Minggu, 17 Maret 2013

makalah otentisitas ajaran islam


PENGERTIAN ISLAM
           
                        Islam menurut bahasa diambil dari bentuk masdar (infinitif) yaitu aslama, yuslimu, islaaman, yang berarti kepatuhan, ketundukan, dan berserah[1]. Pengunaan kata aslama menunjukan mutlaknya dilakukan proses untuk meraih keselamatan. Maksudnya, selamat yang diberikan kepada seseorang bukan dalam bentuk pemberian kata tanpa kerja, by giving, tetapi untuk mendapatkan keselamatan dibutuhkan proses dalam bentuk usaha dan kerja serius[2]. Disini dibutuhkan usaha yang kuat dan sabar untuk mendapatkan tempat yang dekat dengan Allah swt agar apa yang kita lakukan di dunia selalu atas karena Allah dan juga untuk mengharap ridho Allah swt.
                        Sedangkan islam menurut istilah ialah seperti apa yang dikemukakan oleh Mahmud Syaltut yang bias kita lihat dalam bukunya yang berjudul Al-Islam: ‘Aqidatun wa Syari’atun. Beliau memberi definisi islam adalah agama Allah yang diwasiatkan untuk mempelajari pokok-pokok dan syari’atnya kepada nabi Muhammad saw dan wajib (harus) menyampaikan kepada selueuh manusia[3]

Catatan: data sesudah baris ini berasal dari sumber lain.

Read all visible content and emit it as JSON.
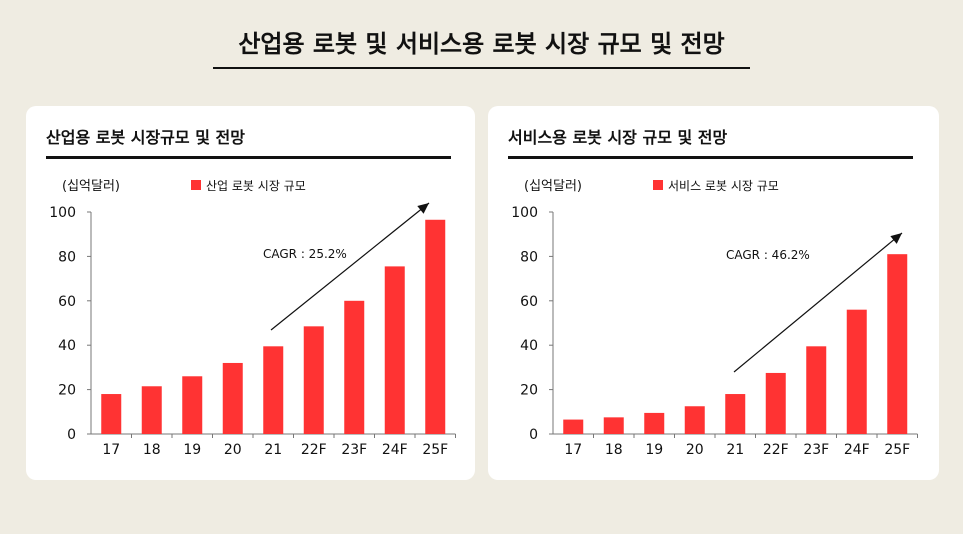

            Dalm pengertian diatas kita melihat ada kata lain yang mempunyai hubungan erat dengan islam, yaitu wahyu dan syariat. Wahyu adalah suatu yang diberikan Allah swt kepada nabinya yang berisi tentang syari’at atau tatacara dalam menjalankan agama dalam kehidupan kita didunia. Tiga hal ini, yaitu islam, wahyu dan syariat saling berkaitan erat dan saling melengkapi satu sama lainnya. Islam(agama) tanpa wahyu bagaikan jalan raya tanpa rambu-rambu, sehingga pengguna jalan itu akan leluasa dan berlaku se-enaknya saja. Begitupun islam dengan wahyu tapi tanpa syariat, sudah ada keyakinan, sudah ad rambu-rambu, tapi tidak ada isi atau substansinya. Sehingga nilai-nilai yang ada didalamnya akan terasa hampa, kosong dan tanpa makna.

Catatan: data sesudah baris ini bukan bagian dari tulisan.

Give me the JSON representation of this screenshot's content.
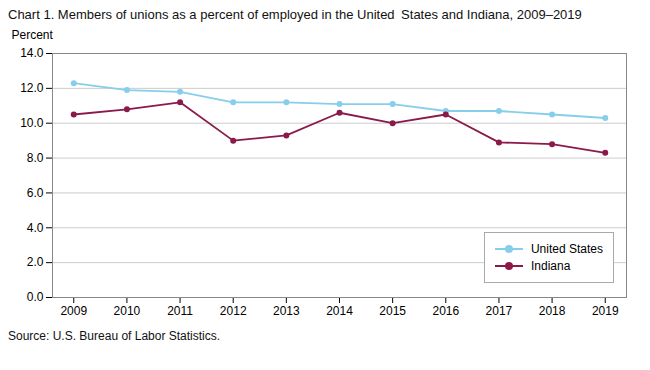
{
  "chart_data": {
    "type": "line",
    "title": "Chart 1. Members of unions as a percent of employed in the United States and Indiana, 2009–2019",
    "ylabel": "Percent",
    "caption": "Source: U.S. Bureau of Labor Statistics.",
    "x": [
      2009,
      2010,
      2011,
      2012,
      2013,
      2014,
      2015,
      2016,
      2017,
      2018,
      2019
    ],
    "series": [
      {
        "name": "United States",
        "color": "#87CEEB",
        "values": [
          12.3,
          11.9,
          11.8,
          11.2,
          11.2,
          11.1,
          11.1,
          10.7,
          10.7,
          10.5,
          10.3
        ]
      },
      {
        "name": "Indiana",
        "color": "#8B1A4A",
        "values": [
          10.5,
          10.8,
          11.2,
          9.0,
          9.3,
          10.6,
          10.0,
          10.5,
          8.9,
          8.8,
          8.3
        ]
      }
    ],
    "xlim": [
      2008.6,
      2019.4
    ],
    "xticks": [
      2009,
      2010,
      2011,
      2012,
      2013,
      2014,
      2015,
      2016,
      2017,
      2018,
      2019
    ],
    "ylim": [
      0,
      14
    ],
    "yticks": [
      {
        "value": 0,
        "label": "0.0"
      },
      {
        "value": 2,
        "label": "2.0"
      },
      {
        "value": 4,
        "label": "4.0"
      },
      {
        "value": 6,
        "label": "6.0"
      },
      {
        "value": 8,
        "label": "8.0"
      },
      {
        "value": 10,
        "label": "10.0"
      },
      {
        "value": 12,
        "label": "12.0"
      },
      {
        "value": 14,
        "label": "14.0"
      }
    ],
    "grid": true,
    "legend": "lower right",
    "marker": "circle",
    "line_style": "solid"
  }
}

Jadi bisa dirumuskan, Islam adalah pengakuan pengakuan bahwa tidak ada Tuhan selain Allah dan Muhammad SAW adalah rasul utusan Allah, mendirikan sholat, membayar zakat, menunaikan puasa di bulan Ramadhan dan menunaikan haji.
Jika melihat pengertian diatas kita bisa melihat integritas islam, wahyu dan syariat yang amat kuat dan saling menguatkan. Disinilah pentingnya islam dengan wahyu dan syariat berjaln secara beriringan satu sama lain.

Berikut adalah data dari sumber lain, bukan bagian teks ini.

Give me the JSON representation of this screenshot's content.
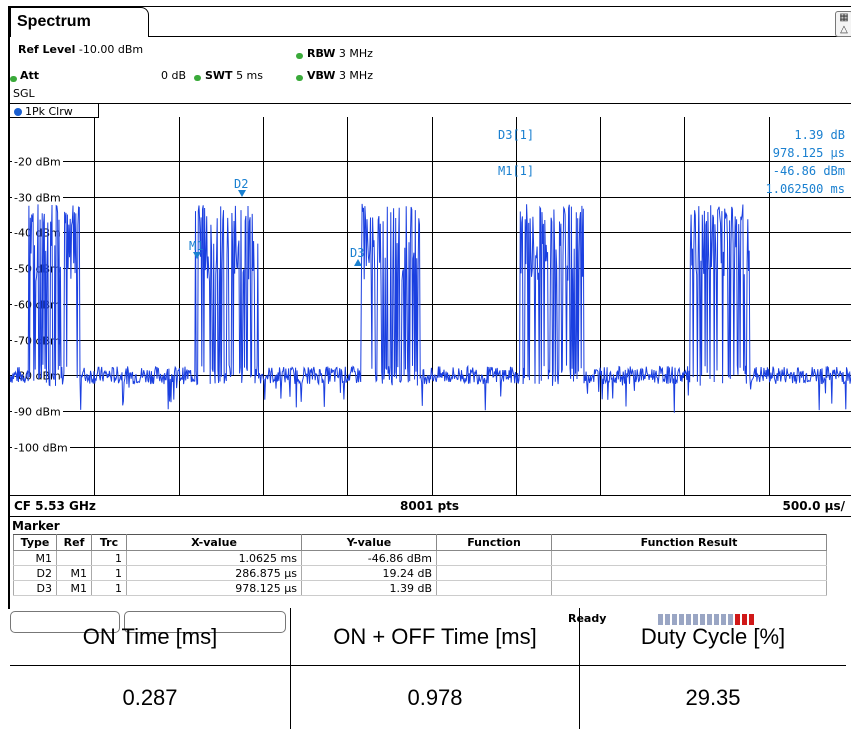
{
  "window": {
    "tab_label": "Spectrum"
  },
  "params": {
    "ref_level_label": "Ref Level",
    "ref_level_value": "-10.00 dBm",
    "att_label": "Att",
    "att_value": "0 dB",
    "swt_label": "SWT",
    "swt_value": "5 ms",
    "rbw_label": "RBW",
    "rbw_value": "3 MHz",
    "vbw_label": "VBW",
    "vbw_value": "3 MHz",
    "mode": "SGL"
  },
  "trace": {
    "label": "1Pk Clrw",
    "color": "#1a3fe0"
  },
  "axis": {
    "y_ticks": [
      "-20 dBm",
      "-30 dBm",
      "-40 dBm",
      "-50 dBm",
      "-60 dBm",
      "-70 dBm",
      "-80 dBm",
      "-90 dBm",
      "-100 dBm"
    ],
    "center_label": "CF 5.53 GHz",
    "points_label": "8001 pts",
    "span_label": "500.0 µs/"
  },
  "markers_on_plot": {
    "m1": "M1",
    "d2": "D2",
    "d3": "D3"
  },
  "readout": {
    "line1_label": "D3[1]",
    "line1_value": "1.39 dB",
    "line2_value": "978.125 µs",
    "line3_label": "M1[1]",
    "line3_value": "-46.86 dBm",
    "line4_value": "1.062500 ms"
  },
  "marker_table": {
    "title": "Marker",
    "headers": [
      "Type",
      "Ref",
      "Trc",
      "X-value",
      "Y-value",
      "Function",
      "Function Result"
    ],
    "rows": [
      [
        "M1",
        "",
        "1",
        "1.0625 ms",
        "-46.86 dBm",
        "",
        ""
      ],
      [
        "D2",
        "M1",
        "1",
        "286.875 µs",
        "19.24 dB",
        "",
        ""
      ],
      [
        "D3",
        "M1",
        "1",
        "978.125 µs",
        "1.39 dB",
        "",
        ""
      ]
    ]
  },
  "status": {
    "ready": "Ready"
  },
  "duty_table": {
    "headers": [
      "ON Time [ms]",
      "ON + OFF Time [ms]",
      "Duty Cycle [%]"
    ],
    "values": [
      "0.287",
      "0.978",
      "29.35"
    ]
  }
}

Pengertian islam secara terminologis sebagaimana yang dirumuskan para ahli dan ulama bersifat sangat beragam, tergantung dari sudut pandang yang digunakan. Jadi bisa kita simpulkan bahwa islam adalah wahu allah yang disampaikan kepada nabi Muhammad saw sebagaimana terdapat dalam Al-Quran dan sunah, berupa undang-undang serta aturan-aturan hidup sebagai petunjuk bagi seluruh manusia untuk mencapai kesejahteraan dan kedamaian hidup di dunia dan akhirat[4].

OTENTISITAS AJARAN ISLAM

1.      AL-QURAN
            Secara etimologis, kata Al-quran berasal darikata qara’a yaqra’u qur’anan. Yaitu bacaan atau mashdar yang di artikan dengan kata maqru’, artinya; yang dibaca.
            Secara terminologis banyak definisi  Al-Qur’an yang dikemukakan oleh para ulama’. Akan tetapi dalam hal ini kita bisa melihat definisi yang dikemukakan oleh abdul Wahab Khalaf. Menurut khalaf al-Qur’an ialah firman Allah yang diturunkan kepada hati Rasulullah, nabi Muhammad bin Abdullah, melalui jibril dengan menggunakan lafadz bahasa arab dan maknanya yang benar, agar ia menjadi hujjah bagi Rasulullah, bahwa ia benar-benar menjadi Rasulullah, menjadi undang-undang bagi manusia, member petunjuk kepada mereka dan menjadi sarana untuk melakukan pendekatan diri dan ibadah kepada Allah dengan membacanya. Ia terhimpun dalam mushaf, dimulai dari surat Al-Fatikhah dan di akhiri dengan surat An-nas, disampaikan secara mutawattir dari generasi ke generasi, baik secara lisan maupun tulisan serta terjaga dari perubahan dan pergantian[5].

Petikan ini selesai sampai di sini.